The masses of circumstellar disks provide direct constraints on
massive planet formation, since planets require a certain amount of
building blocks. For example, Jupiter required >0.01 solar masses of
matter to form in our solar system. Rich clusters provide an
opportunity to study the frequency and evolution
of circumstellar disks around large numbers of stars spanning
two or more decades in stellar mass. Moreover, most stars (including
our sun) form in clustered regions, and so understanding
protoplanetary disks in rich clusters provides basic information about
the typical mode of planet formation.
I have used OVRO, the
SMA, and CARMA
interferometers to study the disk mass distribution in rich clusters.

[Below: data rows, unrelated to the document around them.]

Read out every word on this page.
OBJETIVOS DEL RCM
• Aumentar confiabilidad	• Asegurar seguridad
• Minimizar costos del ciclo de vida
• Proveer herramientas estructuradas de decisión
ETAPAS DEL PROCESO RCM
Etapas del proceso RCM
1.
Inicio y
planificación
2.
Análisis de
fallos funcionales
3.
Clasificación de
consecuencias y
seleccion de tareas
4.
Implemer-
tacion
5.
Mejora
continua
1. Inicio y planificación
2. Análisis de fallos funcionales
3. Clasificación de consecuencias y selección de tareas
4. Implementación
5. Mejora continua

Recent observations of the Orion Nebula
cluster (Eisner et al. 2008) showed that less than ten percent of
systems appear capable of
forming massive, Jovian planets (see also this press
release).
However, a number of significant uncertainties remain.

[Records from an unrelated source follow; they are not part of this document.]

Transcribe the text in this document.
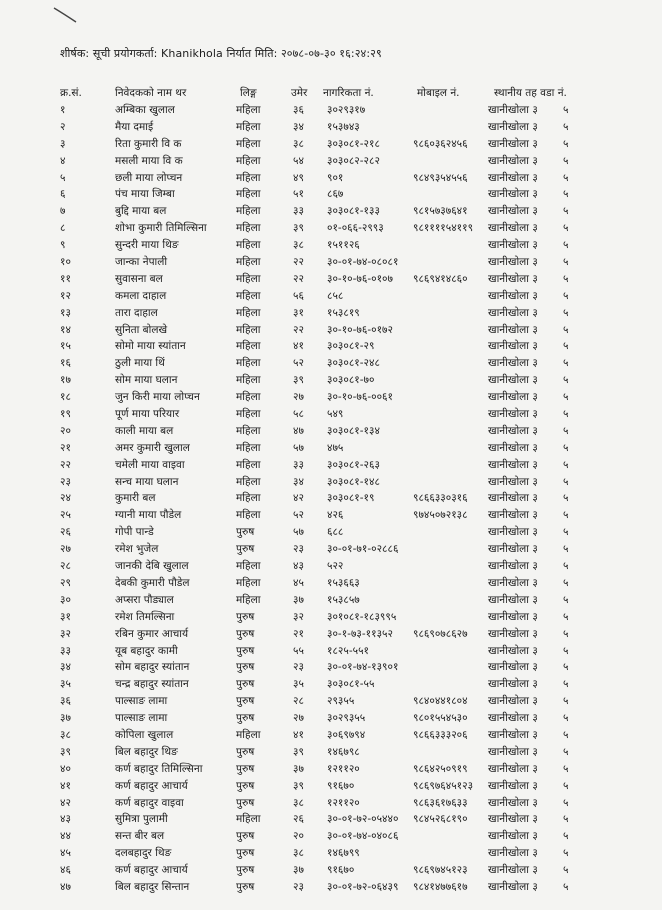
शीर्षक: सूची प्रयोगकर्ता: Khanikhola निर्यात मिति: २०७८-०७-३० १६:२४:२९
क्र.सं.	निवेदकको नाम थर	लिङ्ग	उमेर नागरिकता नं.	मोबाइल नं.	स्थानीय तह वडा नं.
१	अम्बिका खुलाल	महिला	३६ ३०२९३१७	खानीखोला ३ ५
२	मैया दमाई	महिला	३४ १५३७४३	खानीखोला ३ ५
३	रिता कुमारी वि क	महिला	३८ ३०३०८१-२१८	९८६०३६२४५६ खानीखोला ३ ५
४	मसली माया वि क	महिला	५४ ३०३०८२-२८२	खानीखोला ३ ५
५	छली माया लोप्चन	महिला	४९ ९०१	९८४९३५४५५६ खानीखोला ३ ५
६	पंच माया जिम्बा	महिला	५१ ८६७	खानीखोला ३ ५
७	बुद्दि माया बल	महिला	३३ ३०३०८१-१३३	९८१५७३७६४१ खानीखोला ३ ५
८	शोभा कुमारी तिमिल्सिना	महिला	३९ ०१-०६६-२९९३	९८११११५४११९ खानीखोला ३ ५
९	सुन्दरी माया थिङ	महिला	३८ १५११२६	खानीखोला ३ ५
१०	जान्का नेपाली	महिला	२२ ३०-०१-७४-०८०८१	खानीखोला ३ ५
११	सुवासना बल	महिला	२२ ३०-१०-७६-०१०७ ९८६९४१४८६० खानीखोला ३ ५
१२	कमला दाहाल	महिला	५६ ८५८	खानीखोला ३ ५
१३	तारा दाहाल	महिला	३१ १५३८१९	खानीखोला ३ ५
१४	सुनिता बोलखे	महिला	२२ ३०-१०-७६-०१७२	खानीखोला ३ ५
१५	सोमो माया स्यांतान	महिला	४१ ३०३०८१-२९	खानीखोला ३ ५
१६	ठुली माया थिं	महिला	५२ ३०३०८१-२४८	खानीखोला ३ ५
१७	सोम माया घलान	महिला	३९ ३०३०८१-७०	खानीखोला ३ ५
१८	जुन किरी माया लोप्चन	महिला	२७ ३०-१०-७६-००६१	खानीखोला ३ ५
१९	पूर्ण माया परियार	महिला	५८ ५४९	खानीखोला ३ ५
२०	काली माया बल	महिला	४७ ३०३०८१-१३४	खानीखोला ३ ५
२१	अमर कुमारी खुलाल	महिला	५७ ४७५	खानीखोला ३ ५
२२	चमेली माया वाइवा	महिला	३३ ३०३०८१-२६३	खानीखोला ३ ५
२३	सन्च माया घलान	महिला	३४ ३०३०८१-१४८	खानीखोला ३ ५
२४	कुमारी बल	महिला	४२ ३०३०८१-१९	९८६६३३०३१६ खानीखोला ३ ५
२५	ग्यानी माया पौडेल	महिला	५२ ४२६	९७४५०७२१३८ खानीखोला ३ ५
२६	गोपी पान्डे	पुरुष	५७ ६८८	खानीखोला ३ ५
२७	रमेश भुजेल	पुरुष	२३ ३०-०१-७१-०२८८६	खानीखोला ३ ५
२८	जानकी देबि खुलाल	महिला	४३ ५२२	खानीखोला ३ ५
२९	देबकी कुमारी पौडेल	महिला	४५ १५३६६३	खानीखोला ३ ५
३०	अप्सरा पौड्याल	महिला	३७ १५३८५७	खानीखोला ३ ५
३१	रमेश तिमल्सिना	पुरुष	३२ ३०१०८१-१८३९९५	खानीखोला ३ ५
३२	रबिन कुमार आचार्य	पुरुष	२१ ३०-१-७३-११३५२ ९८६९०७८६२७ खानीखोला ३ ५
३३	यूब बहादुर कामी	पुरुष	५५ १८२५-५५१	खानीखोला ३ ५
३४	सोम बहादुर स्यांतान	पुरुष	२३ ३०-०१-७४-१३९०१	खानीखोला ३ ५
३५	चन्द्र बहादुर स्यांतान	पुरुष	३५ ३०३०८१-५५	खानीखोला ३ ५
३६	पाल्साङ लामा	पुरुष	२८ २९३५५	९८४०४४१८०४ खानीखोला ३ ५
३७	पाल्साङ लामा	पुरुष	२७ ३०२९३५५	९८०१५५४५३० खानीखोला ३ ५
३८	कोपिला खुलाल	महिला	४१ ३०६९७९४	९८६६३३३२०६ खानीखोला ३ ५
३९	बिल बहादुर थिङ	पुरुष	३९ १४६७९८	खानीखोला ३ ५
४०	कर्ण बहादुर तिमिल्सिना	पुरुष	३७ १२११२०	९८६४२५०९१९ खानीखोला ३ ५
४१	कर्ण बहादुर आचार्य	पुरुष	३९ ९१६७०	९८६९७६४५१२३ खानीखोला ३ ५
४२	कर्ण बहादुर वाइवा	पुरुष	३८ १२११२०	९८६३६१७६३३ खानीखोला ३ ५
४३	सुमित्रा पुलामी	महिला	२६ ३०-०१-७२-०५४४० ९८४५२६८१९० खानीखोला ३ ५
४४	सन्त बीर बल	पुरुष	२० ३०-०१-७४-०४०८६	खानीखोला ३ ५
४५	दलबहादुर थिङ	पुरुष	३८ १४६७९९	खानीखोला ३ ५
४६	कर्ण बहादुर आचार्य	पुरुष	३७ ९१६७०	९८६९७४५१२३ खानीखोला ३ ५
४७	बिल बहादुर सिन्तान	पुरुष	२३ ३०-०१-७२-०६४३९ ९८४१४७७६१७ खानीखोला ३ ५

A mosaic of the Orion nebula cluster obtained with CARMA and the SMA. Circles indicate detected sources. Only a smal fraction of known cluster members show emission at milimeter wavelengths indicative of massive protoplanetary disks.
More recent work includes the study of disk masses in less evolved sources (Eisner 2012, Sheehan & Eisner 2014), and much deeper mosaicked images of clusters with ALMA (at the moment using Cycle 2 and scheduled Cycle 3 observations).